Sweat Equity Shares are the equity shares issued by the company to its employees or directors at a discount or for a consideration other than cash for providing know how or making available rights in the nature of intellectual property rights (IPR) or value additions, by whatever name called. Section 79A of the Companies Act, 1956 permits a company to issue sweat equity shares of a company subject to the guidelines to be issued in this regard.
Sweat equity shares are basically given to a company’s employees on favourable terms, in recognition of their work. It usually takes the form of giving options to employees to buy shares of the company, so they become part owners and participate in the profits, apart from salary. Basically when a startup company forms it engages the best talent/employees, who bring in their IPR and know-how, skills and expertise with them, which eventually makes value addition for the company. Such employees are awarded with Sweat Equity as an incentive to join and stick to the company.

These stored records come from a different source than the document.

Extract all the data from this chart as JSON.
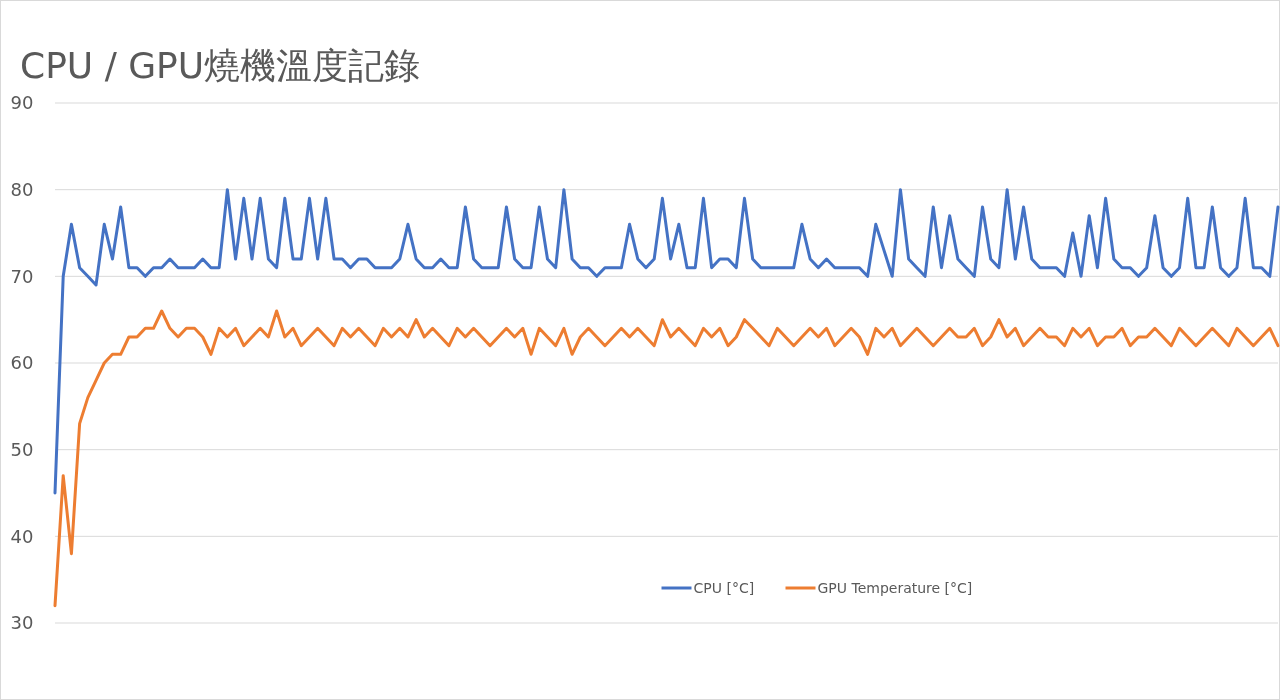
{
  "chart_data": {
    "type": "line",
    "title": "CPU / GPU燒機溫度記錄",
    "categories": [
      null,
      null,
      null,
      null,
      null,
      null,
      null,
      null,
      null,
      null,
      null,
      null,
      null,
      null,
      null,
      null,
      null,
      null,
      null,
      null,
      null,
      null,
      null,
      null,
      null,
      null,
      null,
      null,
      null,
      null,
      null,
      null,
      null,
      null,
      null,
      null,
      null,
      null,
      null,
      null,
      null,
      null,
      null,
      null,
      null,
      null,
      null,
      null,
      null,
      null,
      null,
      null,
      null,
      null,
      null,
      null,
      null,
      null,
      null,
      null,
      null,
      null,
      null,
      null,
      null,
      null,
      null,
      null,
      null,
      null,
      null,
      null,
      null,
      null,
      null,
      null,
      null,
      null,
      null,
      null,
      null,
      null,
      null,
      null,
      null,
      null,
      null,
      null,
      null,
      null,
      null,
      null,
      null,
      null,
      null,
      null,
      null,
      null,
      null,
      null,
      null,
      null,
      null,
      null,
      null,
      null,
      null,
      null,
      null,
      null,
      null,
      null,
      null,
      null,
      null,
      null,
      null,
      null,
      null,
      null,
      null,
      null,
      null,
      null,
      null,
      null,
      null,
      null,
      null,
      null,
      null,
      null,
      null,
      null,
      null,
      null,
      null,
      null,
      null,
      null,
      null,
      null,
      null,
      null,
      null,
      null,
      null,
      null,
      null,
      null
    ],
    "series": [
      {
        "name": "CPU [°C]",
        "color": "#4472c4",
        "values": [
          45,
          70,
          76,
          71,
          70,
          69,
          76,
          72,
          78,
          71,
          71,
          70,
          71,
          71,
          72,
          71,
          71,
          71,
          72,
          71,
          71,
          80,
          72,
          79,
          72,
          79,
          72,
          71,
          79,
          72,
          72,
          79,
          72,
          79,
          72,
          72,
          71,
          72,
          72,
          71,
          71,
          71,
          72,
          76,
          72,
          71,
          71,
          72,
          71,
          71,
          78,
          72,
          71,
          71,
          71,
          78,
          72,
          71,
          71,
          78,
          72,
          71,
          80,
          72,
          71,
          71,
          70,
          71,
          71,
          71,
          76,
          72,
          71,
          72,
          79,
          72,
          76,
          71,
          71,
          79,
          71,
          72,
          72,
          71,
          79,
          72,
          71,
          71,
          71,
          71,
          71,
          76,
          72,
          71,
          72,
          71,
          71,
          71,
          71,
          70,
          76,
          73,
          70,
          80,
          72,
          71,
          70,
          78,
          71,
          77,
          72,
          71,
          70,
          78,
          72,
          71,
          80,
          72,
          78,
          72,
          71,
          71,
          71,
          70,
          75,
          70,
          77,
          71,
          79,
          72,
          71,
          71,
          70,
          71,
          77,
          71,
          70,
          71,
          79,
          71,
          71,
          78,
          71,
          70,
          71,
          79,
          71,
          71,
          70,
          78
        ]
      },
      {
        "name": "GPU Temperature [°C]",
        "color": "#ed7d31",
        "values": [
          32,
          47,
          38,
          53,
          56,
          58,
          60,
          61,
          61,
          63,
          63,
          64,
          64,
          66,
          64,
          63,
          64,
          64,
          63,
          61,
          64,
          63,
          64,
          62,
          63,
          64,
          63,
          66,
          63,
          64,
          62,
          63,
          64,
          63,
          62,
          64,
          63,
          64,
          63,
          62,
          64,
          63,
          64,
          63,
          65,
          63,
          64,
          63,
          62,
          64,
          63,
          64,
          63,
          62,
          63,
          64,
          63,
          64,
          61,
          64,
          63,
          62,
          64,
          61,
          63,
          64,
          63,
          62,
          63,
          64,
          63,
          64,
          63,
          62,
          65,
          63,
          64,
          63,
          62,
          64,
          63,
          64,
          62,
          63,
          65,
          64,
          63,
          62,
          64,
          63,
          62,
          63,
          64,
          63,
          64,
          62,
          63,
          64,
          63,
          61,
          64,
          63,
          64,
          62,
          63,
          64,
          63,
          62,
          63,
          64,
          63,
          63,
          64,
          62,
          63,
          65,
          63,
          64,
          62,
          63,
          64,
          63,
          63,
          62,
          64,
          63,
          64,
          62,
          63,
          63,
          64,
          62,
          63,
          63,
          64,
          63,
          62,
          64,
          63,
          62,
          63,
          64,
          63,
          62,
          64,
          63,
          62,
          63,
          64,
          62
        ]
      }
    ],
    "ylim": [
      30,
      90
    ],
    "yticks": [
      30,
      40,
      50,
      60,
      70,
      80,
      90
    ],
    "grid": "y",
    "legend": "bottom",
    "line_style": "solid",
    "marker": "none"
  }
}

It doesn’t not matter whether a company’s shares are listed in the stock exchange or not, it can still issue such shares.

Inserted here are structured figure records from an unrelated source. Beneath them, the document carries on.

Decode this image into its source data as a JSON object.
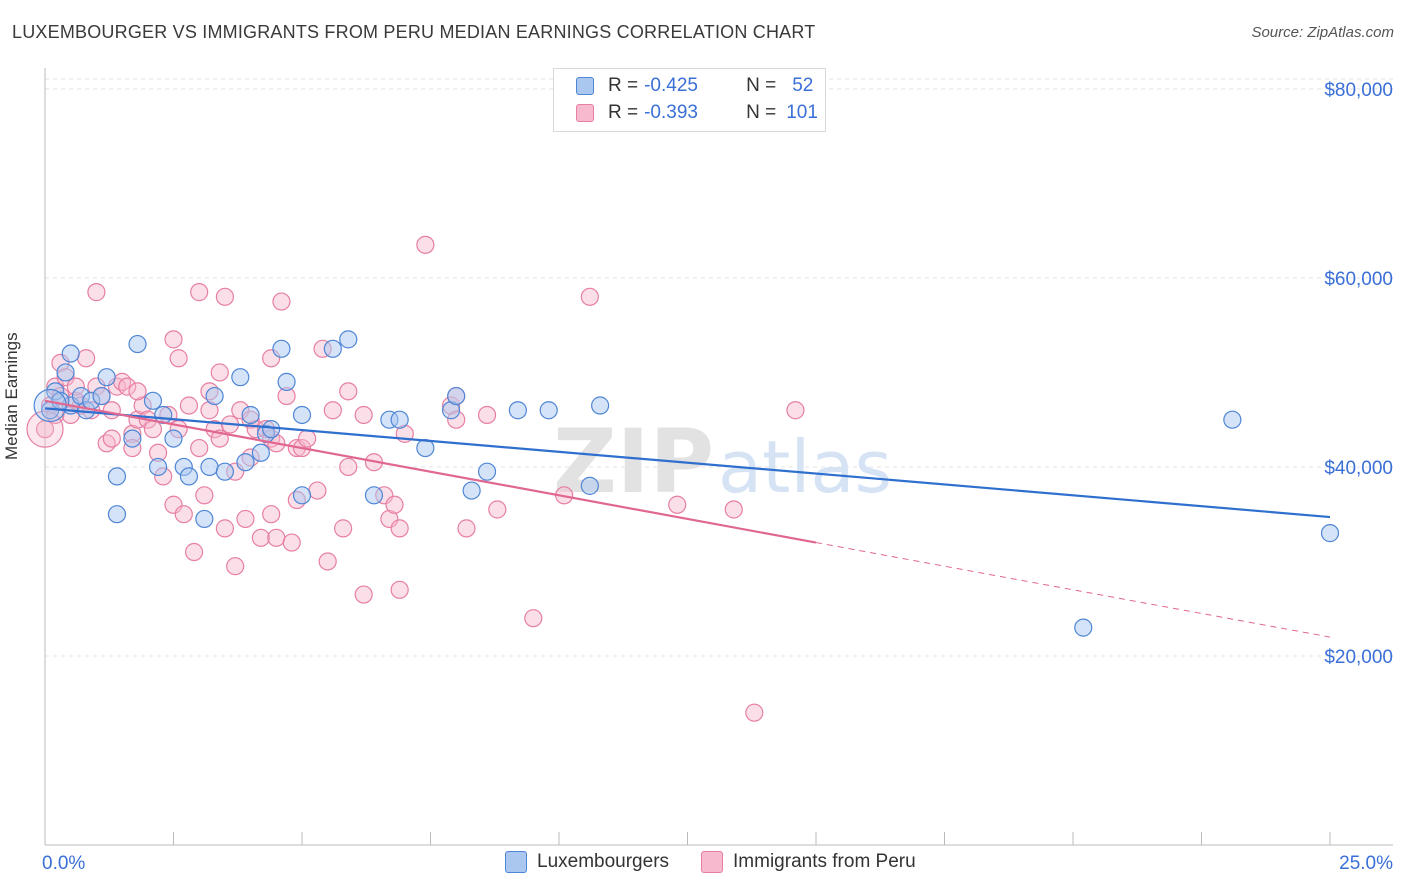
{
  "title": "LUXEMBOURGER VS IMMIGRANTS FROM PERU MEDIAN EARNINGS CORRELATION CHART",
  "source": "Source: ZipAtlas.com",
  "watermark": {
    "zip": "ZIP",
    "atlas": "atlas"
  },
  "legend": {
    "rows": [
      {
        "r_label": "R =",
        "r_value": "-0.425",
        "n_label": "N =",
        "n_value": "52"
      },
      {
        "r_label": "R =",
        "r_value": "-0.393",
        "n_label": "N =",
        "n_value": "101"
      }
    ]
  },
  "bottom_legend": {
    "series1": "Luxembourgers",
    "series2": "Immigrants from Peru"
  },
  "colors": {
    "blue_fill": "#a9c7ef",
    "blue_stroke": "#4f86d6",
    "blue_line": "#2f6fce",
    "pink_fill": "#f6b9cd",
    "pink_stroke": "#e77fa2",
    "pink_line": "#e0678f",
    "tick_label": "#3a6fd8",
    "grid": "#e3e3e3"
  },
  "chart_data": {
    "type": "scatter",
    "title": "LUXEMBOURGER VS IMMIGRANTS FROM PERU MEDIAN EARNINGS CORRELATION CHART",
    "xlabel": "",
    "ylabel": "Median Earnings",
    "xlim": [
      0,
      25
    ],
    "ylim": [
      0,
      82000
    ],
    "x_tick_labels": [
      "0.0%",
      "25.0%"
    ],
    "y_ticks": [
      20000,
      40000,
      60000,
      80000
    ],
    "y_tick_labels": [
      "$20,000",
      "$40,000",
      "$60,000",
      "$80,000"
    ],
    "series": [
      {
        "name": "Luxembourgers",
        "color": "blue",
        "r": -0.425,
        "n": 52,
        "trend": {
          "x0": 0,
          "y0": 46200,
          "x1": 25,
          "y1": 34700
        },
        "points": [
          [
            0.2,
            48000
          ],
          [
            0.4,
            50000
          ],
          [
            0.5,
            52000
          ],
          [
            0.5,
            46500
          ],
          [
            0.7,
            47500
          ],
          [
            0.8,
            46000
          ],
          [
            0.9,
            47000
          ],
          [
            1.1,
            47500
          ],
          [
            1.2,
            49500
          ],
          [
            1.4,
            39000
          ],
          [
            1.4,
            35000
          ],
          [
            1.7,
            43000
          ],
          [
            1.8,
            53000
          ],
          [
            2.1,
            47000
          ],
          [
            2.2,
            40000
          ],
          [
            2.3,
            45500
          ],
          [
            2.5,
            43000
          ],
          [
            2.7,
            40000
          ],
          [
            2.8,
            39000
          ],
          [
            3.1,
            34500
          ],
          [
            3.2,
            40000
          ],
          [
            3.3,
            47500
          ],
          [
            3.5,
            39500
          ],
          [
            3.8,
            49500
          ],
          [
            3.9,
            40500
          ],
          [
            4.0,
            45500
          ],
          [
            4.2,
            41500
          ],
          [
            4.3,
            43500
          ],
          [
            4.4,
            44000
          ],
          [
            4.6,
            52500
          ],
          [
            4.7,
            49000
          ],
          [
            5.0,
            37000
          ],
          [
            5.0,
            45500
          ],
          [
            5.6,
            52500
          ],
          [
            5.9,
            53500
          ],
          [
            6.4,
            37000
          ],
          [
            6.7,
            45000
          ],
          [
            6.9,
            45000
          ],
          [
            7.4,
            42000
          ],
          [
            7.9,
            46000
          ],
          [
            8.0,
            47500
          ],
          [
            8.3,
            37500
          ],
          [
            8.6,
            39500
          ],
          [
            9.2,
            46000
          ],
          [
            9.8,
            46000
          ],
          [
            10.6,
            38000
          ],
          [
            10.8,
            46500
          ],
          [
            20.2,
            23000
          ],
          [
            23.1,
            45000
          ],
          [
            25.0,
            33000
          ],
          [
            0.1,
            46000
          ],
          [
            0.3,
            47000
          ]
        ]
      },
      {
        "name": "Immigrants from Peru",
        "color": "pink",
        "r": -0.393,
        "n": 101,
        "trend": {
          "x0": 0,
          "y0": 47000,
          "x1": 15,
          "y1": 32000
        },
        "trend_dashed": {
          "x0": 15,
          "y0": 32000,
          "x1": 25,
          "y1": 22000
        },
        "points": [
          [
            0.0,
            44000
          ],
          [
            0.1,
            46500
          ],
          [
            0.2,
            48500
          ],
          [
            0.3,
            51000
          ],
          [
            0.3,
            47500
          ],
          [
            0.4,
            49500
          ],
          [
            0.5,
            45500
          ],
          [
            0.6,
            47000
          ],
          [
            0.6,
            48500
          ],
          [
            0.7,
            46500
          ],
          [
            0.8,
            51500
          ],
          [
            0.9,
            46000
          ],
          [
            1.0,
            48500
          ],
          [
            1.0,
            58500
          ],
          [
            1.1,
            47500
          ],
          [
            1.2,
            42500
          ],
          [
            1.3,
            46000
          ],
          [
            1.3,
            43000
          ],
          [
            1.4,
            48500
          ],
          [
            1.5,
            49000
          ],
          [
            1.6,
            48500
          ],
          [
            1.7,
            43500
          ],
          [
            1.7,
            42000
          ],
          [
            1.8,
            45000
          ],
          [
            1.9,
            46500
          ],
          [
            2.0,
            45000
          ],
          [
            2.1,
            44000
          ],
          [
            2.2,
            41500
          ],
          [
            2.3,
            39000
          ],
          [
            2.4,
            45500
          ],
          [
            2.5,
            36000
          ],
          [
            2.5,
            53500
          ],
          [
            2.6,
            51500
          ],
          [
            2.6,
            44000
          ],
          [
            2.7,
            35000
          ],
          [
            2.8,
            46500
          ],
          [
            2.9,
            31000
          ],
          [
            3.0,
            42000
          ],
          [
            3.0,
            58500
          ],
          [
            3.1,
            37000
          ],
          [
            3.2,
            48000
          ],
          [
            3.2,
            46000
          ],
          [
            3.3,
            44000
          ],
          [
            3.4,
            43000
          ],
          [
            3.4,
            50000
          ],
          [
            3.5,
            58000
          ],
          [
            3.5,
            33500
          ],
          [
            3.6,
            44500
          ],
          [
            3.7,
            39500
          ],
          [
            3.7,
            29500
          ],
          [
            3.8,
            46000
          ],
          [
            3.9,
            34500
          ],
          [
            4.0,
            45000
          ],
          [
            4.0,
            41000
          ],
          [
            4.1,
            44000
          ],
          [
            4.2,
            32500
          ],
          [
            4.3,
            44000
          ],
          [
            4.4,
            43000
          ],
          [
            4.4,
            35000
          ],
          [
            4.4,
            51500
          ],
          [
            4.5,
            32500
          ],
          [
            4.5,
            42500
          ],
          [
            4.6,
            57500
          ],
          [
            4.7,
            47500
          ],
          [
            4.8,
            32000
          ],
          [
            4.9,
            42000
          ],
          [
            4.9,
            36500
          ],
          [
            5.0,
            42000
          ],
          [
            5.1,
            43000
          ],
          [
            5.3,
            37500
          ],
          [
            5.4,
            52500
          ],
          [
            5.5,
            30000
          ],
          [
            5.6,
            46000
          ],
          [
            5.8,
            33500
          ],
          [
            5.9,
            40000
          ],
          [
            5.9,
            48000
          ],
          [
            6.2,
            26500
          ],
          [
            6.2,
            45500
          ],
          [
            6.4,
            40500
          ],
          [
            6.6,
            37000
          ],
          [
            6.7,
            34500
          ],
          [
            6.8,
            36000
          ],
          [
            6.9,
            27000
          ],
          [
            6.9,
            33500
          ],
          [
            7.0,
            43500
          ],
          [
            7.4,
            63500
          ],
          [
            7.9,
            46500
          ],
          [
            8.0,
            45000
          ],
          [
            8.0,
            47500
          ],
          [
            8.2,
            33500
          ],
          [
            8.6,
            45500
          ],
          [
            8.8,
            35500
          ],
          [
            9.5,
            24000
          ],
          [
            10.1,
            37000
          ],
          [
            10.6,
            58000
          ],
          [
            12.3,
            36000
          ],
          [
            13.4,
            35500
          ],
          [
            13.8,
            14000
          ],
          [
            14.6,
            46000
          ],
          [
            0.2,
            45500
          ],
          [
            1.8,
            48000
          ]
        ]
      }
    ]
  }
}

- In the case of a company whose equity shares are not listed on any recognised stock exchange, sweat equity shares can be issued in accordance with certain guidelines.
- In the case of unlisted companies, sweat equity shares cannot be issued before one year of commencement of operations. Moreover, such companies cannot issue more than 15 percent of the paid-up capital in a year or shares with a value of more than Rs 5 crores whichever is higher except with the prior approval of the central government.

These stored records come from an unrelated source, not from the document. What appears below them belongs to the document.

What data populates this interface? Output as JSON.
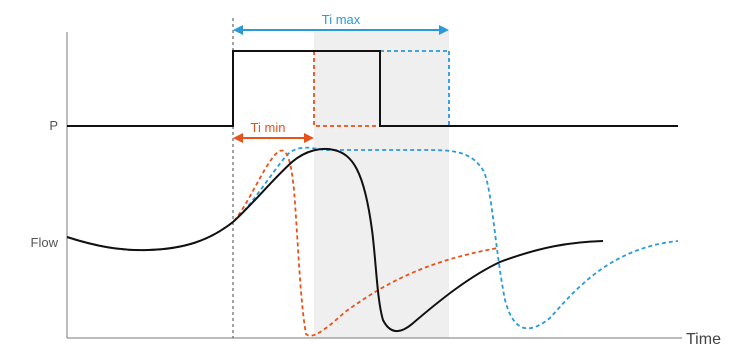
{
  "labels": {
    "p": "P",
    "flow": "Flow",
    "time": "Time",
    "ti_max": "Ti max",
    "ti_min": "Ti min"
  },
  "colors": {
    "axis": "#7a7a7a",
    "black_trace": "#111111",
    "orange_trace": "#e8531c",
    "blue_trace": "#2a9ad8",
    "ti_max": "#2a9ad8",
    "ti_min": "#e8531c",
    "shade": "#efeff0"
  },
  "legend": {
    "black_trace": "solid black",
    "orange_trace": "dashed orange",
    "blue_trace": "dashed blue"
  }
}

Section 79A of the Companies Act stipulates that
- The issue of sweat equity shares should be authorized by a special resolution of the General Meeting.
- The number of shares to be issued, its current market rate, consideration, if any and the class of persons to whom it is proposed to be issued.
- At the time of issue, the company ought to have completed at least one year of is commencement of business.
- The shares issued of a company whose shares are listed in the stock exchange should adhere to the norms of the SEBI.
In other words, Sweat equity shares are no different from employee stock options (ESOPs) with a one year vesting period. It is essential when a company is formed, to assure the financial investors that the knowhow providers will stay on, or for a start-up with limited resources to attract highly-qualified professionals to join the team as long-term stakeholders. But still there are fine lines between ESOPs & Sweat Equity Shares. Let us see what these gaps are;
Taxation & Tax Planning for Sweat Equity Shares:
As per Section 17(2)(vi) of Income-tax Act, 1961 the value of any sweat equity shares allotted or transferred, by the employer, or former employer, free of cost or at concessional rate to the employee is taxable as perquisite.
In case such shares are transferred/sold by the employee within a period of 12 months from the date of allotment, then such gains will be treated as Short Term Capital Gains (STCG) and in that case STCG tax is charged at the rate of 15 per cent. If such shares are transferred/sold after holding for a period of 12 months then such gains will be treated as Long term Capital Gains (LTCG). For LTCG, if the shares are of listed companies and transferred/sold on a recognised Stock Exchange after payment of Securities Transaction Tax then there is no LTCG tax, but shares of unlisted companies are subject to a cut at 10 per cent tax.
In order to avoid such Capital Gains Tax impact, employees can resort to gifting the same shares to the members of the family who does not have the taxable income. As there is no gift tax levy, there is no tax on such gifts. Subsequently when such shares are transferred by such family members will not suffer capital gains to the exempt of their basic exemption limit.